For example, in the Sims series, when you place a window or door onto a wall, a ‘hole’ is cut into it (eg. it’s masked out) so that it looks like there’s nothing intersecting with the window/door mesh. Using the same sort of principal I would like to install inset ceiling lights–so somehow pretend to cut a hole into the ceiling as to not obstruct the light mesh. It does not need to be in real time, just as something useful for modular level building so that I won’t have to pre-make actual holes in the ceiling mesh (and have to change them if I wanted to change the shape of the light).
I think the sims(and most other games) have Separate wall segments as long as their snapping points are apart. then they swapped out the segments if you wanted a window there with some that had a hole built in.
Re-building/re-texturing a mesh at runtime would be very expensive.
Alternatively, for ceiling lights, you could fake a hole with your normal map, for walls, the pre-built sections with hole built in seems like the best option.

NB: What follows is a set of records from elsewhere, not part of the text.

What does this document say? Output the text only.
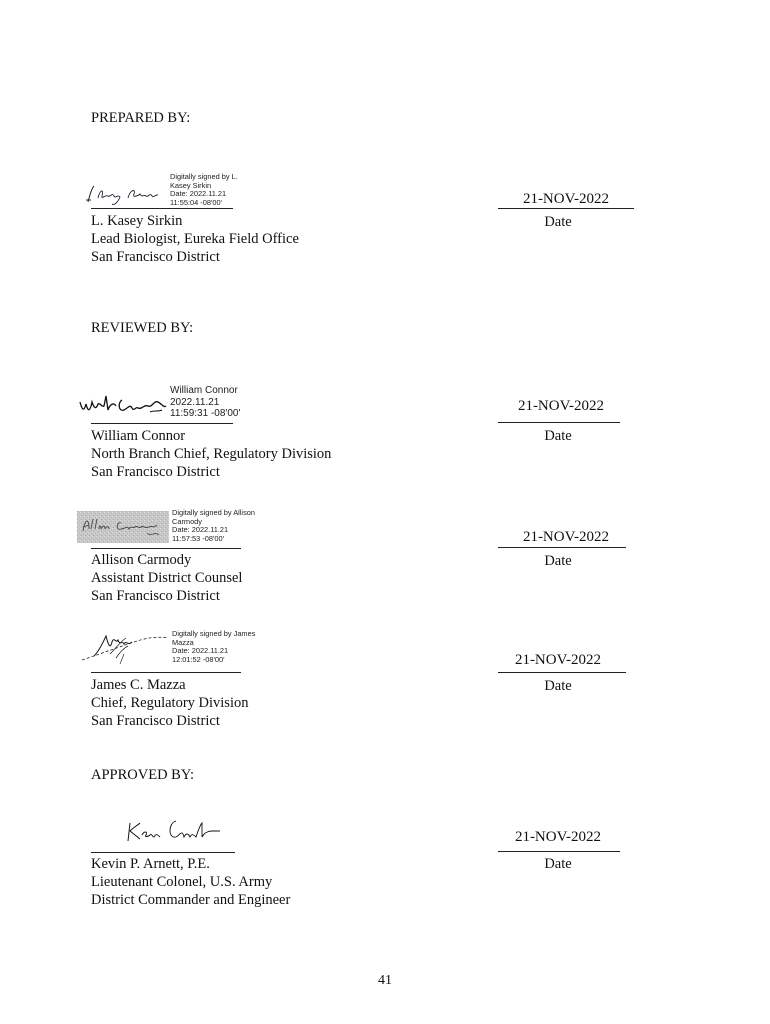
PREPARED BY:
Digitally signed by L.
Kasey Sirkin
Date: 2022.11.21
11:55:04 -08'00'	21-NOV-2022
Date
L. Kasey Sirkin
Lead Biologist, Eureka Field Office
San Francisco District
REVIEWED BY:
William Connor
2022.11.21
11:59:31 -08'00'	21-NOV-2022
Date
William Connor
North Branch Chief, Regulatory Division
San Francisco District
Digitally signed by Allison
Carmody
Date: 2022.11.21
11:57:53 -08'00'	21-NOV-2022
Date
Allison Carmody
Assistant District Counsel
San Francisco District
Digitally signed by James
Mazza
Date: 2022.11.21
12:01:52 -08'00'	21-NOV-2022
Date
James C. Mazza
Chief, Regulatory Division
San Francisco District
APPROVED BY:
21-NOV-2022
Date
Kevin P. Arnett, P.E.
Lieutenant Colonel, U.S. Army
District Commander and Engineer
41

Thanks, I’ll probably just go with the normal map route. Or avoid inset lights…
I have created custom content for the Sims before and while they do use wall segments, they also do use actual masking textures to fake holes in said segments. Translated into UE4’s material system I guess it could be done by having a texture sampler parameter for the opacity of a masked material and passing that mask texture in. (However this wouldn’t work well for ceilings because it’s very nice poly-count wise for them to be just one big plane of arbitrary size and UVs as opposed to several ceiling segments.)